A Venezuela avalia deixar a OPEC, organização que ajudou a fundar há mais de seis décadas. A decisão teria impacto imediato limitado sobre a oferta, mas ocorreria após a saída dos Emirados Árabes Unidos e em meio à insatisfação do Iraque.
O que aconteceu
Caracas discute a possibilidade de abandonar a OPEC enquanto estreita relações com os Estados Unidos. A Venezuela se tornaria o segundo país em poucos meses a considerar ou efetivar uma saída, depois do anúncio dos Emirados Árabes Unidos no fim de abril. O Iraque também advertiu que poderia avaliar seu desligamento caso não obtivesse um limite de produção maior em uma auditoria sobre a capacidade dos membros, prevista para terminar no fim de setembro. No caso venezuelano, a produção caiu nos últimos anos devido a sanções e crises econômicas, e o país está fora dos acordos de corte e do sistema de cotas. Por isso, traders de petróleo veem pouco efeito imediato sobre a oferta global.
Por que isso importa
O peso principal da possível saída é institucional. Se Venezuela e Emirados deixarem a organização, mais de 5 milhões de barris por dia de capacidade de produção seriam retirados da OPEC, cerca de 17% do volume mantido pelos membros centrais no início do ano. A fragmentação poderia estimular disputas por clientes e participação de mercado, reduzindo a capacidade do grupo de administrar excedentes e aumentando a exposição dos preços a choques. A Venezuela também possui reservas muito grandes, cuja exploração futura poderia contar com a participação de grandes empresas americanas.
O que deve ser observado
O mercado deve acompanhar a decisão de Caracas, a conclusão da auditoria iraquiana e a capacidade da OPEC+ de preservar disciplina entre seus participantes. Também será relevante observar a retomada dos fluxos do Golfo Pérsico: a Agência Internacional de Energia projeta excedente quando esses volumes forem plenamente restabelecidos e possibilidade de excesso de oferta em 2027. Uma eventual recomposição da produção pressionaria a liderança saudita a assumir maior parte dos cortes.
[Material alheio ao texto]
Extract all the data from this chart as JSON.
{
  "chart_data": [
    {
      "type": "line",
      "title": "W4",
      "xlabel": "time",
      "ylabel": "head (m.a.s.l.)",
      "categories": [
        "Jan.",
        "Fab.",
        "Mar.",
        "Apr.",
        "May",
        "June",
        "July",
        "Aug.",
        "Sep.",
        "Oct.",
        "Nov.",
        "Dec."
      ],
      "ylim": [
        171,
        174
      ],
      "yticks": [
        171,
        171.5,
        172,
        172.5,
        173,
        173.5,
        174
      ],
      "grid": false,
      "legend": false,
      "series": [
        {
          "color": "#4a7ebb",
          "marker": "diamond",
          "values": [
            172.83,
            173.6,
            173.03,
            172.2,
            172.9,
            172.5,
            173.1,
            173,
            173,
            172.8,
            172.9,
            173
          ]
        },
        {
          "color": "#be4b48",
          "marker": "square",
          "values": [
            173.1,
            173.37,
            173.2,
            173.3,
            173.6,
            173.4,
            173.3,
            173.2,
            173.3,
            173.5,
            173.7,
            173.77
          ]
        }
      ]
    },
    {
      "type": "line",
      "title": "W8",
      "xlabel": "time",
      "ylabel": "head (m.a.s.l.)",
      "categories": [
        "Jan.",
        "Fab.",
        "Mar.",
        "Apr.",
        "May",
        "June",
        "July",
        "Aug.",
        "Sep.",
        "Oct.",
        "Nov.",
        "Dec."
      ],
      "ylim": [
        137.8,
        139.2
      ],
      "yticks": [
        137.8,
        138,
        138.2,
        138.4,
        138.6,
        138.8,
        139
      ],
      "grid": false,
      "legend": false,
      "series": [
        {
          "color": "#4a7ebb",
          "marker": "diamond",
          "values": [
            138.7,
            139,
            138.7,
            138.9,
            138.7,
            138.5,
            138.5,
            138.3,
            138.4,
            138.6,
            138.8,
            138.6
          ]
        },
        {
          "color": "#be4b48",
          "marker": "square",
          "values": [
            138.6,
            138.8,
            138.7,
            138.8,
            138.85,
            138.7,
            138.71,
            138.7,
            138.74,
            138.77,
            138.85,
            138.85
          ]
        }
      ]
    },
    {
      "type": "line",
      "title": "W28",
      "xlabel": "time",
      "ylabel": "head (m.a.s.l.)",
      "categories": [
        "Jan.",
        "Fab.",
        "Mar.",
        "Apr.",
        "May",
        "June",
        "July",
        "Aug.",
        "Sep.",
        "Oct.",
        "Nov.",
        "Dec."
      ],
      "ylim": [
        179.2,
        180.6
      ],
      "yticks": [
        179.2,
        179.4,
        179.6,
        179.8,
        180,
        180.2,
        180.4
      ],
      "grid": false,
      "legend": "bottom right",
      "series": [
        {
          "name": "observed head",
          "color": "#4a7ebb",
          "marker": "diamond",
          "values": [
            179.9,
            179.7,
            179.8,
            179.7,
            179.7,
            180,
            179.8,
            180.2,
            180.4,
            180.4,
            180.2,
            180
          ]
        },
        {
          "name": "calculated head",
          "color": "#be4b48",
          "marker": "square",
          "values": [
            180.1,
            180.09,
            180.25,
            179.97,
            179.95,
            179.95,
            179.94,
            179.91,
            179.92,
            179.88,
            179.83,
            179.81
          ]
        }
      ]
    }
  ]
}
A notícia combina baixo impacto operacional imediato com risco crescente para a credibilidade da OPEC. A saída venezuelana, se ocorrer, não sinalizaria por si só uma mudança abrupta na oferta, mas reforçaria a perda de membros, volumes e coesão do grupo. Para os mercados, o ponto central é a possível transição de um coordenador global de oferta para uma estrutura mais fragmentada, com maior sensibilidade a disputas por participação e a choques geopolíticos.